Billy adjusted his makeshift blanket of tattered jackets so that just his eyes and the very tip of his freckled nose were exposed. He kept his eyes trained on a flash of black that continuously appeared and disappeared at the end of the alleyway.

“Probably just bats, is all,” he thought warily.

Each time it reappeared, however, there seemed to be more substance to the form, and it even appeared to be making its way closer in a sort of sporadic and roundabout fashion. Billy strained to hear the faint slosh of wheels through grit over the cobblestone, as well as an eerie high-pitched wheeze of laughter. There was no question that the thing, whatever it was, was soon to be very close. Billy pulled the jacket down the rest of the way over his eyes and clenched his hands tightly together, not even daring to breathe. He’d heard stories about what happened to children in the dead of night while the rest of the world slept and, remembering them now, he felt the fine hairs on the back of his neck and arms rising. He waited in total silence until the air under his jacket became so stifling that he dared to raise it up just an inch to steal a breath.

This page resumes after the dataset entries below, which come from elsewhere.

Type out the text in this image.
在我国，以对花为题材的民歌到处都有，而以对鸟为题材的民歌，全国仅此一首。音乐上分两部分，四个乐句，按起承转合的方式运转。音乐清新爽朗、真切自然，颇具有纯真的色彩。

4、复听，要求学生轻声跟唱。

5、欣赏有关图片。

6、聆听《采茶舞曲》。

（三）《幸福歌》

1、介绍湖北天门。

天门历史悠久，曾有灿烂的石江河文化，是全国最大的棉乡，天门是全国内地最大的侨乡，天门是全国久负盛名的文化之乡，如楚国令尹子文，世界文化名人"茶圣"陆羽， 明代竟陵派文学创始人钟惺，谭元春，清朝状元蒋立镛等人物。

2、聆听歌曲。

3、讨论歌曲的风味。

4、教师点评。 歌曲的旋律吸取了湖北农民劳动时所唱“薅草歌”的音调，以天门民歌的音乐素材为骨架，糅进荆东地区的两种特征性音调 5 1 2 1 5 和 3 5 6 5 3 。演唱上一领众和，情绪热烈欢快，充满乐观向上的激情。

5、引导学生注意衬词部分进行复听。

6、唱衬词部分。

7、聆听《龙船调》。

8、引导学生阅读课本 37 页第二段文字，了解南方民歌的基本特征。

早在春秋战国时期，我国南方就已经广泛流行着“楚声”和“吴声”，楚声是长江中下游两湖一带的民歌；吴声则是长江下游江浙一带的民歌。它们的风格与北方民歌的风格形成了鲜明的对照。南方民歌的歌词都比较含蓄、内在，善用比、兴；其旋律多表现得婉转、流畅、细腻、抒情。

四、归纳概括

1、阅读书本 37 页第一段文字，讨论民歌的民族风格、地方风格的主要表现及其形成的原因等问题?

Billy, freed from the stuffy cocoon, looked up expecting to see only the milky darkness of the alley. Regrettably, this was not to be the case. Instead, he looked directly into two enormous, looming eyes, accompanied by an implausibly thick unibrow. The man bent down low at the waist, twig-like legs bowed, hands resting on a small and crooked black bicycle, while the tip of his misshapen, hooked nose nearly rested on Billy’s own. The man spoke, his mustache twitched, his fingers curled,

“Tell me, little boy. What is your greatest fear?”

As he spoke he reached for a small glass jar in the basket of his bicycle, long fingers slowly unscrewing the lid.

“I…I don’t know sir.”

“You don’t know? I’m afraid you misunderstand me. What are you afraid of, boy? What wakes you up in the middle of the night? What sends a shiver down your spine? What slithers about in the dark corners of your mind? Hm?”

“I suppose I’m afraid of spiders, sir, and…” he hesitated before continuing, “bogeymen, kidnappers, you know.”

“Yes, that’s all very good. And are you afraid of me?” He took one step forward, and placed the glass jar just under Billy’s nose.

“Well, yes, a little.”

The man drew up to his full height, eyes glinting dangerously as he leered down at Billy.

“You’d be very wise to be afraid, very wise indeed. Can I trust you to keep a secret?”

Billy nodded nervously. The man leaned in close and whispered,

“I am the bogey man.”

The inside of the jar became fogged with Billy’s short, panicked breaths. The man screwed the lid back on tightly and immediately. Strangely, at that same moment, Billy ceased to fear the him at all. He looked up at him in wonderment as the man quietly and carefully replaced the jar into his basket.

“What…what did you just do that for?” asked Billy, feeling emboldened.

“I’ve just bottled your fear, my boy. I am a collector, a purveyor, and a protector of fear. In my home I have thousands of different fears, bottled up and shelved alphabetically. I appreciate your assistance. Now if you excuse me, I need to be going.”